# Thread: change of variable: divide by zero?

1. ## change of variable: divide by zero?

Say X is a uniform random var on [-1,1], so$\displaystyle f_X(x)=1/2$ on [-1,1]. I want to find the density of $\displaystyle Y=g(X)=X^3$ over [g(-1),g(1)]=[-1,1]. g is a monotonic function so everything should be kosher. I look up the change of variable formula on wikipedia:

$\displaystyle f_Y(y)=|1/g'(g^{-1}(y))|f_X(g^{-1}(y))$

So I do some algebra:
$\displaystyle g(x)=x^3$
$\displaystyle g'(x)=3x^2$
$\displaystyle g^{-1}(y)=y^{1/3}$
so $\displaystyle g'(g^{-1}(y))=g'(y^{1/3})=3y^{2/3}$
thus
$\displaystyle f_Y(y)=|1/3y^{2/3}|*(1/2)$

But there's a singularity/asymtopes at y=0!... am I doing something wrong? The books I have conveniently choose random vars so there is no divide by zero (for example, if X was on [1,2] or some other interval where g(x) doesn't cross the x-axis, everything works fine).

2. Hello,

X is uniform over [-1,1]. So the probability that it equals 0 is 0. We say that almost surely, X is different from 0. So it's not a problem if there is a singularity at a given point.

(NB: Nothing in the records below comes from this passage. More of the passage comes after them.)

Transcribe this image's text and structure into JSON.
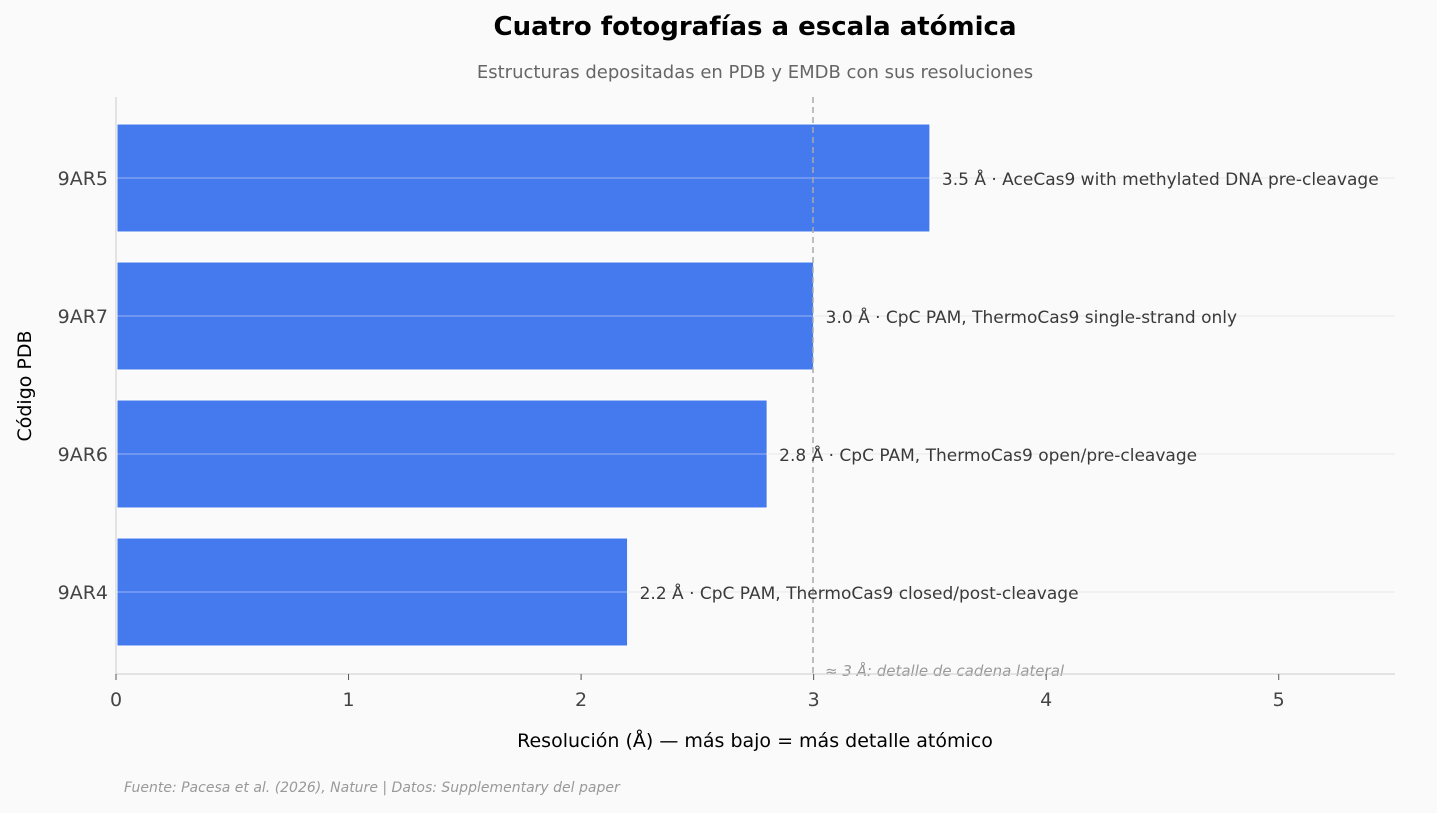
{
  "title": "Cuatro fotografías a escala atómica",
  "subtitle": "Estructuras depositadas en PDB y EMDB con sus resoluciones",
  "source": "Fuente: Pacesa et al. (2026), Nature | Datos: Supplementary del paper",
  "colors": {
    "bar": "#4579ee",
    "background": "#fafafa",
    "reference_line": "#aaaaaa"
  },
  "chart_data": {
    "type": "bar",
    "orientation": "horizontal",
    "title": "Cuatro fotografías a escala atómica",
    "subtitle": "Estructuras depositadas en PDB y EMDB con sus resoluciones",
    "xlabel": "Resolución (Å) — más bajo = más detalle atómico",
    "ylabel": "Código PDB",
    "xlim": [
      0,
      5.5
    ],
    "xticks": [
      0,
      1,
      2,
      3,
      4,
      5
    ],
    "grid": "horizontal",
    "categories": [
      "9AR5",
      "9AR7",
      "9AR6",
      "9AR4"
    ],
    "values": [
      3.5,
      3.0,
      2.8,
      2.2
    ],
    "labels": [
      "3.5 Å · AceCas9 with methylated DNA pre-cleavage",
      "3.0 Å · CpC PAM, ThermoCas9 single-strand only",
      "2.8 Å · CpC PAM, ThermoCas9 open/pre-cleavage",
      "2.2 Å · CpC PAM, ThermoCas9 closed/post-cleavage"
    ],
    "reference_line": {
      "x": 3,
      "style": "dashed",
      "annotation": "≈ 3 Å: detalle de cadena lateral"
    },
    "source": "Fuente: Pacesa et al. (2026), Nature | Datos: Supplementary del paper"
  }
}
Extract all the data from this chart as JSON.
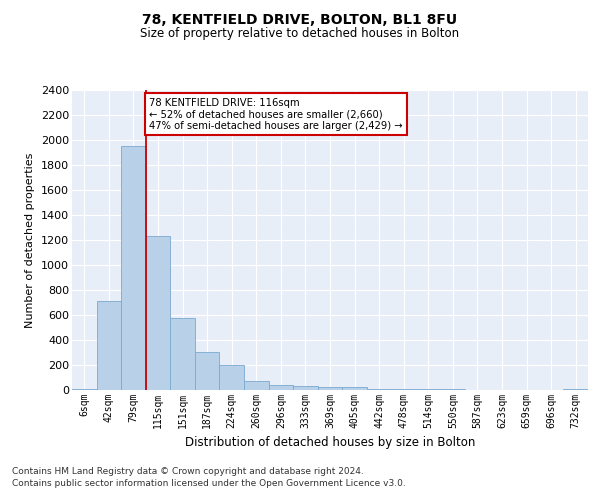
{
  "title1": "78, KENTFIELD DRIVE, BOLTON, BL1 8FU",
  "title2": "Size of property relative to detached houses in Bolton",
  "xlabel": "Distribution of detached houses by size in Bolton",
  "ylabel": "Number of detached properties",
  "bar_color": "#b8d0e8",
  "bar_edge_color": "#7aaad0",
  "background_color": "#e8eef8",
  "grid_color": "#ffffff",
  "annotation_line_color": "#cc0000",
  "annotation_box_color": "#cc0000",
  "annotation_text_line1": "78 KENTFIELD DRIVE: 116sqm",
  "annotation_text_line2": "← 52% of detached houses are smaller (2,660)",
  "annotation_text_line3": "47% of semi-detached houses are larger (2,429) →",
  "categories": [
    "6sqm",
    "42sqm",
    "79sqm",
    "115sqm",
    "151sqm",
    "187sqm",
    "224sqm",
    "260sqm",
    "296sqm",
    "333sqm",
    "369sqm",
    "405sqm",
    "442sqm",
    "478sqm",
    "514sqm",
    "550sqm",
    "587sqm",
    "623sqm",
    "659sqm",
    "696sqm",
    "732sqm"
  ],
  "values": [
    10,
    710,
    1950,
    1230,
    575,
    305,
    200,
    75,
    40,
    30,
    25,
    28,
    10,
    8,
    5,
    12,
    3,
    4,
    3,
    2,
    10
  ],
  "ylim": [
    0,
    2400
  ],
  "yticks": [
    0,
    200,
    400,
    600,
    800,
    1000,
    1200,
    1400,
    1600,
    1800,
    2000,
    2200,
    2400
  ],
  "red_line_x": 2.5,
  "footer_line1": "Contains HM Land Registry data © Crown copyright and database right 2024.",
  "footer_line2": "Contains public sector information licensed under the Open Government Licence v3.0.",
  "fig_width": 6.0,
  "fig_height": 5.0,
  "fig_bg": "#ffffff"
}
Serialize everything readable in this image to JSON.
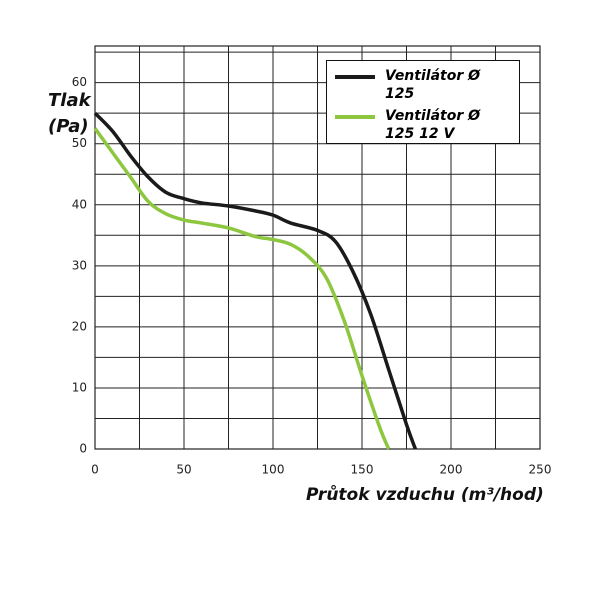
{
  "chart_data": {
    "type": "line",
    "y_label": "Tlak (Pa)",
    "x_label": "Průtok vzduchu (m³/hod)",
    "xlim": [
      0,
      250
    ],
    "xticks": [
      0,
      50,
      100,
      150,
      200,
      250
    ],
    "xgrid": [
      0,
      25,
      50,
      75,
      100,
      125,
      150,
      175,
      200,
      225,
      250
    ],
    "ylim": [
      0,
      66
    ],
    "yticks": [
      0,
      10,
      20,
      30,
      40,
      50,
      60
    ],
    "ygrid": [
      0,
      5,
      10,
      15,
      20,
      25,
      30,
      35,
      40,
      45,
      50,
      55,
      60,
      65
    ],
    "grid": true,
    "legend": "upper right",
    "series": [
      {
        "name": "Ventilátor Ø 125",
        "color": "#1a1a1a",
        "x": [
          0,
          10,
          20,
          30,
          40,
          50,
          60,
          75,
          90,
          100,
          110,
          125,
          135,
          145,
          155,
          165,
          175,
          180
        ],
        "values": [
          55,
          52,
          48,
          44.5,
          42,
          41,
          40.3,
          39.8,
          39,
          38.3,
          37,
          35.8,
          34,
          29,
          22,
          13,
          4,
          0
        ]
      },
      {
        "name": "Ventilátor Ø 125 12 V",
        "color": "#8dc63f",
        "x": [
          0,
          10,
          20,
          30,
          40,
          50,
          60,
          75,
          90,
          100,
          110,
          120,
          130,
          140,
          150,
          160,
          165
        ],
        "values": [
          52.5,
          48.5,
          44.5,
          40.5,
          38.5,
          37.5,
          37,
          36.2,
          34.8,
          34.3,
          33.5,
          31.5,
          28,
          21,
          12,
          3.5,
          0
        ]
      }
    ]
  }
}
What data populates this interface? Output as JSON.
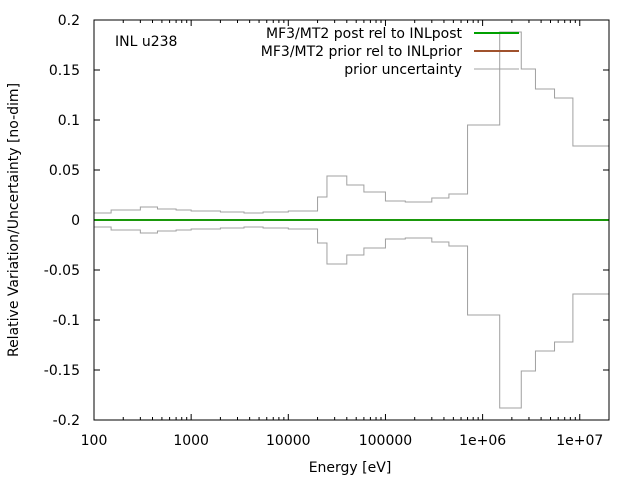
{
  "chart_data": {
    "type": "line",
    "title": "",
    "annotation": "INL u238",
    "xlabel": "Energy [eV]",
    "ylabel": "Relative Variation/Uncertainty [no-dim]",
    "xscale": "log",
    "xlim": [
      100,
      20000000
    ],
    "ylim": [
      -0.2,
      0.2
    ],
    "x_ticks": [
      {
        "value": 100,
        "label": "100"
      },
      {
        "value": 1000,
        "label": "1000"
      },
      {
        "value": 10000,
        "label": "10000"
      },
      {
        "value": 100000,
        "label": "100000"
      },
      {
        "value": 1000000,
        "label": "1e+06"
      },
      {
        "value": 10000000,
        "label": "1e+07"
      }
    ],
    "y_ticks": [
      {
        "value": 0.2,
        "label": "0.2"
      },
      {
        "value": 0.15,
        "label": "0.15"
      },
      {
        "value": 0.1,
        "label": "0.1"
      },
      {
        "value": 0.05,
        "label": "0.05"
      },
      {
        "value": 0,
        "label": "0"
      },
      {
        "value": -0.05,
        "label": "-0.05"
      },
      {
        "value": -0.1,
        "label": "-0.1"
      },
      {
        "value": -0.15,
        "label": "-0.15"
      },
      {
        "value": -0.2,
        "label": "-0.2"
      }
    ],
    "legend_position": "top-right",
    "grid": false,
    "series": [
      {
        "name": "MF3/MT2 post rel to INLpost",
        "color": "#00a000",
        "kind": "line",
        "x": [
          100,
          20000000
        ],
        "y": [
          0,
          0
        ]
      },
      {
        "name": "MF3/MT2 prior rel to INLprior",
        "color": "#a0522d",
        "kind": "line",
        "x": [
          100,
          20000000
        ],
        "y": [
          0,
          0
        ]
      },
      {
        "name": "prior uncertainty",
        "color": "#a0a0a0",
        "kind": "histogram-symmetric",
        "edges": [
          100,
          150,
          300,
          450,
          700,
          1000,
          2000,
          3500,
          5500,
          10000,
          20000,
          25000,
          40000,
          60000,
          100000,
          160000,
          300000,
          450000,
          700000,
          1500000,
          2500000,
          3500000,
          5500000,
          8500000,
          20000000
        ],
        "values": [
          0.007,
          0.01,
          0.013,
          0.011,
          0.01,
          0.009,
          0.008,
          0.007,
          0.008,
          0.009,
          0.023,
          0.044,
          0.035,
          0.028,
          0.019,
          0.018,
          0.022,
          0.026,
          0.095,
          0.188,
          0.151,
          0.131,
          0.122,
          0.074
        ]
      }
    ]
  }
}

3. Ah, ok. In fact, the integral of $\displaystyle f_Y$ on [-1,1] seems to be 1. So it is alright for density functions to have asymptotes, as long as the integral over the interval doesn't explode to infinity?

4. Well actually, there's just one discontinuity, so it doesn't affect the value of the integral.

5. The condition for that equality should be "strict monotocity". For a rigirous solution of that problem you can partition the function x^3 into two (for x>0 and x<0) where strict monotocity holds.